Once we’ve written a valid ELF file, we can start the program, but we won’t see any output since we’re only performing computations without printing anything to the user. Since our simple programming language only supports adding and multiplying numbers, I took a bit of a shortcut by adding a function to the bytecode that gets called after each statement to print the result. To print the resulting integer value, we need to convert it into its ASCII representation for each decimal position in the number.
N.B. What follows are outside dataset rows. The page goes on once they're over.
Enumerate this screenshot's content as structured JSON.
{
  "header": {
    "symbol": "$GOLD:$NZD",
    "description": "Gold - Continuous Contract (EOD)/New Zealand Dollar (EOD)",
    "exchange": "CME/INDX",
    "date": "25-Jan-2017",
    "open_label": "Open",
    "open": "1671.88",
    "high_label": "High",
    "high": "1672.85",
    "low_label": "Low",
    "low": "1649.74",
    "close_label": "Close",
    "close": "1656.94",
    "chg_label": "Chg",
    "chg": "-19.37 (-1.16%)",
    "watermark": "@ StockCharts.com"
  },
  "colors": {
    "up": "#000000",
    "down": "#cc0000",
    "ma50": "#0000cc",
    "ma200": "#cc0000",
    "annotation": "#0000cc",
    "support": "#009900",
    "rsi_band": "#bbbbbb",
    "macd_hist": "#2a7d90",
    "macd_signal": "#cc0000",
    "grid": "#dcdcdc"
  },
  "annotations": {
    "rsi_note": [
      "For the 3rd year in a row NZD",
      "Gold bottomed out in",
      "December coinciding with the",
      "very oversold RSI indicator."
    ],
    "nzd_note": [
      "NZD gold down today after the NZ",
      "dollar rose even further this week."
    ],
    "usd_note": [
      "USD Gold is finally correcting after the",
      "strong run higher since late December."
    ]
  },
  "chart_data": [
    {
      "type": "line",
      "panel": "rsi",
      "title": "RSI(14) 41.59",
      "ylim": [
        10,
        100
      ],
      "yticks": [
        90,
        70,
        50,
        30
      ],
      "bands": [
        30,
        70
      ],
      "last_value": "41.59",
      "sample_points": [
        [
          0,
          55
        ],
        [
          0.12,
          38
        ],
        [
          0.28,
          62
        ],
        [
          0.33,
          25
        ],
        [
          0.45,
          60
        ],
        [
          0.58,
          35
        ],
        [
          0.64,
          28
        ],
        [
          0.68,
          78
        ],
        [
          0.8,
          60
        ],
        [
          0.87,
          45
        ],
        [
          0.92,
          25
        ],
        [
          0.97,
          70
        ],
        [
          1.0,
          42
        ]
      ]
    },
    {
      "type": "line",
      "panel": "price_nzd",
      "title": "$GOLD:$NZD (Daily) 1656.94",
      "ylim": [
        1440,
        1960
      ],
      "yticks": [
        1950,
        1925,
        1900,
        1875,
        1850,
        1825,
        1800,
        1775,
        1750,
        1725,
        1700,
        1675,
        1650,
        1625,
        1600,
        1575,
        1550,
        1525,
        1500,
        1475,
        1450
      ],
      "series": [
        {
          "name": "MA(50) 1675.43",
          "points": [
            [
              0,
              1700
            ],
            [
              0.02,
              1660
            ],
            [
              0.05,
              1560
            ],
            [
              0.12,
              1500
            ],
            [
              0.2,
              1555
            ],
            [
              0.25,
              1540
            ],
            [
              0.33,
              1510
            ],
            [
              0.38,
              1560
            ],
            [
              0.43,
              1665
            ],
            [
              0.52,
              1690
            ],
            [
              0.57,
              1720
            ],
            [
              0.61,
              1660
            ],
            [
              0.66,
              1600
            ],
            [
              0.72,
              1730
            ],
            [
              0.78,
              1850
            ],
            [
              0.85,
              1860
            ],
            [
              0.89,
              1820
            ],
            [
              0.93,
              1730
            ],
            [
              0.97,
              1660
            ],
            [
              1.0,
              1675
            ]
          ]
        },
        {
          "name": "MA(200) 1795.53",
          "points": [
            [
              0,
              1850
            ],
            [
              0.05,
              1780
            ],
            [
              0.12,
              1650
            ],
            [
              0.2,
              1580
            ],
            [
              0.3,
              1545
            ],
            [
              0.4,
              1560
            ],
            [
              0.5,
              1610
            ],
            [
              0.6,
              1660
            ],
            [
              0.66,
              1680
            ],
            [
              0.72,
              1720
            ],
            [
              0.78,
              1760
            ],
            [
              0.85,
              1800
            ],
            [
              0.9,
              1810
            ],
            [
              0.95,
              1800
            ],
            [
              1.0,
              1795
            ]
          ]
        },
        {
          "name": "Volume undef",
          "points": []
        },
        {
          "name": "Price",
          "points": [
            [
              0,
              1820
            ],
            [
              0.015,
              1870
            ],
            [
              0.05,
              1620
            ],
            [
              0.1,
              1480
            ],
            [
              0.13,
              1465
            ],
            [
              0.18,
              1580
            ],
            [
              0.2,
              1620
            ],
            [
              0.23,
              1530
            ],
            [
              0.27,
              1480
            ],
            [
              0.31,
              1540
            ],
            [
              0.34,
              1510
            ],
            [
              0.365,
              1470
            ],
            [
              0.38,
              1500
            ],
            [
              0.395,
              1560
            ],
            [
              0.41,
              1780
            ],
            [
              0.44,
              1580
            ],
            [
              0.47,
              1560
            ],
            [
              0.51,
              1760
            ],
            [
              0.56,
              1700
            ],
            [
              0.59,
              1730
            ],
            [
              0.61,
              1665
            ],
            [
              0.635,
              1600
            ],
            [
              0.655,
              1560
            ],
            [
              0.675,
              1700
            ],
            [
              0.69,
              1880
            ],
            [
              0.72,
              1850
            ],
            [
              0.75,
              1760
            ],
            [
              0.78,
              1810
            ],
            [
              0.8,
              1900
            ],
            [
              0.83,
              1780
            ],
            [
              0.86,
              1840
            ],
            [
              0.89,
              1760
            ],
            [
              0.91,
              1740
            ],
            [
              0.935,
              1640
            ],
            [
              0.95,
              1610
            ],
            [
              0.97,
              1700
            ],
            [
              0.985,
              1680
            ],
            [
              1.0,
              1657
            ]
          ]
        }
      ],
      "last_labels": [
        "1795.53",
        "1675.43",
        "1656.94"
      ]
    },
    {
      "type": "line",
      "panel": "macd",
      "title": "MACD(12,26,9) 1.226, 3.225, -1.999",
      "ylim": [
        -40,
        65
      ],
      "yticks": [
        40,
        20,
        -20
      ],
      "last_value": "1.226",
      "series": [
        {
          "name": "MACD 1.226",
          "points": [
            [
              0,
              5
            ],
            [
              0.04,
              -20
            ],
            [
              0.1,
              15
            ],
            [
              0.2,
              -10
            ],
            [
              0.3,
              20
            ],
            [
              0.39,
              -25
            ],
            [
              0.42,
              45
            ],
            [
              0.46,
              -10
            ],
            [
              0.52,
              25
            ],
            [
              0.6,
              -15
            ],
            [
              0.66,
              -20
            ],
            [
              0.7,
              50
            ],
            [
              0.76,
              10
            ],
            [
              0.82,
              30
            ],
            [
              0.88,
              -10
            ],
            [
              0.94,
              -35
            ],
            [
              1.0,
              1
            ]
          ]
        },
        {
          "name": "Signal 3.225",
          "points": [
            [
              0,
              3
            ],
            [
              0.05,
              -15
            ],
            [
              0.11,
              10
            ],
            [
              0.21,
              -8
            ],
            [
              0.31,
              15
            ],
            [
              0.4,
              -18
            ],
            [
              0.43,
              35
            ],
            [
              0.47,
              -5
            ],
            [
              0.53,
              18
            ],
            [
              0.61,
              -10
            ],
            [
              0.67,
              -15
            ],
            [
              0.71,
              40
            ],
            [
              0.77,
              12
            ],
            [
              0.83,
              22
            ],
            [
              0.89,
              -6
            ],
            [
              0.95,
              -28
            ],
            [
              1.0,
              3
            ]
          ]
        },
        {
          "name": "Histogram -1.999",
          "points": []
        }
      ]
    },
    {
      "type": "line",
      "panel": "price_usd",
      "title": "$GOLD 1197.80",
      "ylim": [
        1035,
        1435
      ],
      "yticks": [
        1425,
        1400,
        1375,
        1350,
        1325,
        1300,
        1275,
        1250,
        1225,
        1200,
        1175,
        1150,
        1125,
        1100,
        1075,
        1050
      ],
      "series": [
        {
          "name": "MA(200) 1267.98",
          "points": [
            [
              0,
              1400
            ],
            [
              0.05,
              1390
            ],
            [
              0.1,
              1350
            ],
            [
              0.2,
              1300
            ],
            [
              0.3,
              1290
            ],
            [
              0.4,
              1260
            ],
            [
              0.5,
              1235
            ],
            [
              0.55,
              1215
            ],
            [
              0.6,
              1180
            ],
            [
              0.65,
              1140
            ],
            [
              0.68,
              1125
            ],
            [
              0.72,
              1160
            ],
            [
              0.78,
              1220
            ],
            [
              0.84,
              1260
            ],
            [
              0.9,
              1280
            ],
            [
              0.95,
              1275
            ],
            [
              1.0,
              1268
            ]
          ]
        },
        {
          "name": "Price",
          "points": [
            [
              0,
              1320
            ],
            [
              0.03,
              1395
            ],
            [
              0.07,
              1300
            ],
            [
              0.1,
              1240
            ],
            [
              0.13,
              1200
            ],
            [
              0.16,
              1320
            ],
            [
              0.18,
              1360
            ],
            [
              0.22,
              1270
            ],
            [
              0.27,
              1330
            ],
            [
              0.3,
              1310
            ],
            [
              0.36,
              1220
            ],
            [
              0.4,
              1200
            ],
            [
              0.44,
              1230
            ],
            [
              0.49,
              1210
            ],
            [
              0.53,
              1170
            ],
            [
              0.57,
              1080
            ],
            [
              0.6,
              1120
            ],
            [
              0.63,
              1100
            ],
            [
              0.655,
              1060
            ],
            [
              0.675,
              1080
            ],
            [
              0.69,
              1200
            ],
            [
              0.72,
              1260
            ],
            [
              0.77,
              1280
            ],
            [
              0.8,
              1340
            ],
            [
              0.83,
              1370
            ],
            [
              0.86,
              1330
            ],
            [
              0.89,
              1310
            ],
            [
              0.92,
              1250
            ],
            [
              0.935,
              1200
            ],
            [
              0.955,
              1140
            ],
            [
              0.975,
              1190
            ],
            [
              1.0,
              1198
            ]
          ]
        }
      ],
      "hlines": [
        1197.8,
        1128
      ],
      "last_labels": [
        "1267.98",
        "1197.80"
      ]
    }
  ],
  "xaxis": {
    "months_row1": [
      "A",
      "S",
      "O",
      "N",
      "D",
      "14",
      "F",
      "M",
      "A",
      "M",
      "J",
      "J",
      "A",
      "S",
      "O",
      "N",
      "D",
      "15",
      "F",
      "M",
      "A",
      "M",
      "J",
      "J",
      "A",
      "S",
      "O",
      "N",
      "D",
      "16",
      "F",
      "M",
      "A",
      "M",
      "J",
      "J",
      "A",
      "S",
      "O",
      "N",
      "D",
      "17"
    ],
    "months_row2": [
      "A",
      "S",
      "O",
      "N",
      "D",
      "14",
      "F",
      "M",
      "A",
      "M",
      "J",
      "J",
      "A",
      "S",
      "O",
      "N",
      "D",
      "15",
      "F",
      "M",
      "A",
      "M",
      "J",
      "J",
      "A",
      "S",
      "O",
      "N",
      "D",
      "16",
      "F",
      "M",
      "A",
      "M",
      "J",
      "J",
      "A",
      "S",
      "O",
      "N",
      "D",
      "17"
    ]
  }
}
Creating such a function turned out to be a bit trickier than I expected, but it’s a fun little puzzle.
convert_and_print:
; Convert result to string
mov rbx, 10 ; Divisor for conversion loop
sub rsp, 32 ; Allocate 32 bytes on stack for string
mov rcx, rsp ; RCX points to the end of our buffer
convert_loop:
xor rdx, rdx ; Clear RDX before dividing RAX by 10
div rbx ; Divide RAX by 10, quotient in RAX, remainder in RDX
add dl, '0' ; Convert remainder to ASCII
dec rcx ; Move pointer
mov [rcx], dl ; Store character
test rax, rax ; Check if quotient is zero
jnz convert_loop ; If not zero, continue loop
print_result:
; Calculate string length
mov rdx, rsp
sub rdx, rcx ; RDX now contains the length of the string
; Print the entire string
mov rax, 1 ; syscall number for sys_write
mov rdi, 1 ; file descriptor 1 is stdout
mov rsi, rcx ; address of string start
syscall ; call kernel
add rsp, 32 ; Clean up the stack
ret
func call_print() []byte {
return []byte{
0xb9, 0x02, 0x10, 0x40, 0x00, 0xff, 0xd1,
}
}
With that, we’ve created a fully functioning compiler. Given an input file with a mathematical expression, we can verify that the expression adheres to our grammar and provide useful feedback if it does not. If the expression is valid, the compiler proceeds to generate an executable file that embeds the expression, computes the result, and finally prints it out for us to see.